The company’s senior management is very frank: the focus of the future is artificial intelligence, which used to rely on a large number of employees to do these tasks, but now AI can do it with one click.
Cisco
Technology giant Cisco has also joined the ranks of “AI first” – after officially announcing a 7% layoff, almost 5,600 people
The company has been integrating AI into its network solutions, such as predictive analytics for network management and automated customer support systems.
On the surface, this is the company making strategic adjustments, but in fact it is a lot of work that used to require people to do, but now AI can also do it. Cisco’s wave of operations is actually just a microcosm of the technology circle: replacing manpower with AI, improving efficiency, and reducing costs has become a tacit understanding in the industry.
Will companies with AI replacing employees succeed or fail?
Back in January 2024, Erik Brynjolfsson, a professor at Stanford University, said that savvy companies would not replace workers or jobs with artificial intelligence.

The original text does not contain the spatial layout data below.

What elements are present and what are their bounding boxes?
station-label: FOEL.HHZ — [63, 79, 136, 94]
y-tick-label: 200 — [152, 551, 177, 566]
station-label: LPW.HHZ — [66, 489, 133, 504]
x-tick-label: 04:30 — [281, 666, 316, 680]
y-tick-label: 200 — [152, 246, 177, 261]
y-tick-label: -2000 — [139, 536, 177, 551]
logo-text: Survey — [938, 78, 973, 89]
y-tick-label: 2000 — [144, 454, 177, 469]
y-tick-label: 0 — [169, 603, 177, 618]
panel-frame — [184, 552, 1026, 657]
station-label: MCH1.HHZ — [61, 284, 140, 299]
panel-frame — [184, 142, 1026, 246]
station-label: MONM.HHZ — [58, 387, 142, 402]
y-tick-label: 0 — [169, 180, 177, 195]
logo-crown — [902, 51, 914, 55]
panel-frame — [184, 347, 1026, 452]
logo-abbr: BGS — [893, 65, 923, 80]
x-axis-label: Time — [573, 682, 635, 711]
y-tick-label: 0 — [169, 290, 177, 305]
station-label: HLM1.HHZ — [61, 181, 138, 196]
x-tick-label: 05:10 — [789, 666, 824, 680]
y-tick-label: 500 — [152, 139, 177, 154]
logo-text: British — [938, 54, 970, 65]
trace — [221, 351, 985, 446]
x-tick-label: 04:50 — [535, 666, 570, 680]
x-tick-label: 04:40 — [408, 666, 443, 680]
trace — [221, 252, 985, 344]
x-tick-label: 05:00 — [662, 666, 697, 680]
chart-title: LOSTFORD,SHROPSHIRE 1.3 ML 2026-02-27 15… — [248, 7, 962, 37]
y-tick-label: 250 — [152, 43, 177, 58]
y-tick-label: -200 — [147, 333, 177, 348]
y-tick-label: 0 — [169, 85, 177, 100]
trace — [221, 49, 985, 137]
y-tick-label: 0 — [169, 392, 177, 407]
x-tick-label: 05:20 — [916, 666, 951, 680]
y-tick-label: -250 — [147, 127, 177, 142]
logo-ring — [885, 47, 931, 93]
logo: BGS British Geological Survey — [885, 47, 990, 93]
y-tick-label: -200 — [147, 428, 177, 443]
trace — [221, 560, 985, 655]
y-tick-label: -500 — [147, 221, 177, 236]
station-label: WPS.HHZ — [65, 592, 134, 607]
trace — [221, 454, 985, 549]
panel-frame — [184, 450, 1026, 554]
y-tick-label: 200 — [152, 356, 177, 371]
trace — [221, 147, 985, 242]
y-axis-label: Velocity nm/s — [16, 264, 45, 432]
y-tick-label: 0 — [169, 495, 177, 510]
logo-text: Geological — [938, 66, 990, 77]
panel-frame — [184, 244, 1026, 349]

He said that AI and humans should be used together because they each have different strengths, and AI should “complement” manpower, not replace it.
But time has passed, and the development of AI’s capabilities has reached a new level.
In early 2025, many world-renowned companies began to lay off employees intensively – for one reason: AI is becoming more efficient and cheaper.
Klarna replaced 700 employees with AI customer service; UPS laid off thousands of back-office jobs and shifted to automated processes; Duolingo has significantly reduced its content team and relied on AI-generated question banks instead.
Instead of choosing “human-machine collaboration”, these companies decisively bet on “AI first”.
When generative AI first appeared, it was considered a good partner for humans.
But when AI has developed to this day, it seems that AI is no longer a partner of humans, but has become a competitor or even a replacement.
These companies are proving with practical actions that under the business logic of efficiency is king and cost first, AI is not an “auxiliary tool”, but an “optimal solution”!
This is not only a technological innovation, but also a workplace earthquake.
In the past, people fantasized that AI could help migrant workers get rid of tedium and focus on creativity.
The reality is that the more repetitive the work, the easier it is to be killed by AI; The more process-oriented the position, the faster it will be swallowed up by algorithms.
Society may be standing at a tipping point:
From AI to assist humans, humans need to learn to cooperate with AI;
from optimizing posts to canceling posts;
From improving productivity to reshaping production relations.
And this change, without waiting for everyone to be ready, has already begun quietly.